Defense

Dem: Paying ISIS ransom would be ‘poor policy’

A Democratic lawmaker is urging the administration to maintain its policy of not paying ransom money to free American hostages held by the Islamic State in Iraq and Syria (ISIS), despite criticism.

“I don’t think we should be paying ransom,” said Rep. Adam Schiff (D-Calif.), a member of the House Intelligence Committee, on MSNBC Monday.

{mosads}“And I say that fully aware of the fact that if it were a member of my family, I would be out there trying to raise ransom to protect my family. But as a nation, I think … it would be a poor policy,” he added.

Schiff instead called for the U.S. to press other nations to also stop paying ransoms to terror groups.

He called for a “full-court press on other nations not to succumb to this, and, instead, to redouble our efforts to go after these people committing these kind of heinous crimes.”

Schiff made the comment days after a New York Times report detailed the terror group’s brutal treatment of its hostages.
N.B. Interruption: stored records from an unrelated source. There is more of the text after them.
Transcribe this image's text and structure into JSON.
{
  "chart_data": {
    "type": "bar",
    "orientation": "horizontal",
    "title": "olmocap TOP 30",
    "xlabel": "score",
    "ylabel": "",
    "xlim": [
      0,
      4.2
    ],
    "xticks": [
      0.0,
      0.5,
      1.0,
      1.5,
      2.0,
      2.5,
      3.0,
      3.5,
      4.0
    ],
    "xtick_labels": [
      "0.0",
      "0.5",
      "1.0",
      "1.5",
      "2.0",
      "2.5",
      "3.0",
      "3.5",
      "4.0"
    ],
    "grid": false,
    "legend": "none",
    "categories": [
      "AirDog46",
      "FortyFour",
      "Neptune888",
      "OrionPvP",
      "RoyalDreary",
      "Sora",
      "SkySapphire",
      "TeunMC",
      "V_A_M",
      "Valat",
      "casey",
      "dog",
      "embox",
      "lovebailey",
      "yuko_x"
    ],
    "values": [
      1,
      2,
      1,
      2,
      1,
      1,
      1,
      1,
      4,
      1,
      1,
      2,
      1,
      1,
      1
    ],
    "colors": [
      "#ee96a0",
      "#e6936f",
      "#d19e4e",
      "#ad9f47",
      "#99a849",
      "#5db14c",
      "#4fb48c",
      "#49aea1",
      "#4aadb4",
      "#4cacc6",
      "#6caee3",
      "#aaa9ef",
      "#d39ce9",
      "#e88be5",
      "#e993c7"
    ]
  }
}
The group has already beheaded two American journalists, James Foley and Steven Sotloff, in brutal propaganda films uploaded to the Internet.

While some Western governments have paid or helped arrange ransoms to free hostages captured by ISIS, the U.S. has a policy against doing so.

Obama administration officials have said that paying ransoms encourages more kidnappings and provides financial support to terrorist organizations. But the murders of the two Americans sparked a renewed debate over U.S. policy.

Last month, a spokesman for Sotloff’s family levied harsh criticism at the White House over its handling of the hostages. And over the weekend, Foley’s parents told MSNBC that the U.S. should at least reconsider its policy.

“We feel that there needs to be an international open discussion to revisit … these issues,” John Foley, James Foley’s father, said.

The slain journalist’s mother, Diane Foley said, they and other families “were told very clearly that we should not” pay ransoms by a member of the National Security Council.

Schiff called the Times report which detailed the American prisoners’ prolonged torture, even as hostages from other nations were freed “just awful to consider.”

Paying ransoms would “merely provide the resources for these terrorist organizations to kill other people, to take other people hostage,” he cautioned. “We incentivize this practice.”

The report “ought to just catalyze our efforts and that of the rest of the world to go after these people with all the force we can,” Schiff added.